I’ve never heard a teacher told they are teaching, just for the simple pleasure of teaching. Nor that they shouldn’t worry about getting paid for it. That goes for any profession–except of course–the arts.
If you are in a creative profession, for some reason, there is a certain measure of audience and perusers who believe you should work for free. And they want you to believe it too.
Personally, I like the idea I can offer my work at no cost on occasion. It’s not just a way to thank readers, but it’s also a testing ground for some of my literary experiments. If I’ve never written in a particular style before, or if I just want feedback, this is helpful to me, and I hope, entertaining to others.
But as a professional writer and indie author I also expect to produce work that sells. If I did not attempt (at some point) to sell my work, I would not be a professional writer for long.
The business of writing, like any other business, is about selling.
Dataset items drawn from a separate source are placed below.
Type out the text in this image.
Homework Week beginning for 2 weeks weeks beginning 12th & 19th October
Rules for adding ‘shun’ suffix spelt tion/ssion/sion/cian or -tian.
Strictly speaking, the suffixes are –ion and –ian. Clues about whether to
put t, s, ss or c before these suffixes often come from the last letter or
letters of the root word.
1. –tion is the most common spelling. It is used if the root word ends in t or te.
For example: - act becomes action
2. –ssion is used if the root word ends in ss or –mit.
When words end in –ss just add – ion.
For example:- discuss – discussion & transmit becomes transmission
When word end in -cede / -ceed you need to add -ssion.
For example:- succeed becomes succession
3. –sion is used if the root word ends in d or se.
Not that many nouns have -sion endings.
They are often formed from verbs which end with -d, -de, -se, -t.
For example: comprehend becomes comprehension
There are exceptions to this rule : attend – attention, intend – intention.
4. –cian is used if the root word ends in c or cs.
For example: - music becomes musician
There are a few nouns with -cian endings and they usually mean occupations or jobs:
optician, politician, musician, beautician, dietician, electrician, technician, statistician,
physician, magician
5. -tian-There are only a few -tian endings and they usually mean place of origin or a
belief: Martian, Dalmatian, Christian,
Authors have to learn to expose their work to a larger audience, then convince that audience to purchase the work.
This is no easy task. Over the past year, I have learned a little about marketing, but still, despite the innumerable articles I’ve read, the social networking I’ve tried, my work is not selling as I had hoped.
But I’ve also noticed most authors who are “making it” are not selling on Smashwords. Nor are they selling on Feedbooks. They are selling on Amazon. More specifically, through the Kindle Select program.
I don’t like the exclusivity of the Select program, because it limits what audience authors can expose their work to. But I also know many writers are going that route because the other platforms don’t offer the exposure Amazon does.
So, as an experiment, just to see if my sales numbers change, I’ve removed two of my works from Smashwords, added two (previously unpublished) to the Kindle Select program, for a total of four.
I’ll report the sales figures at the end of the three month enrollment period.
We’ll see if platform makes a difference.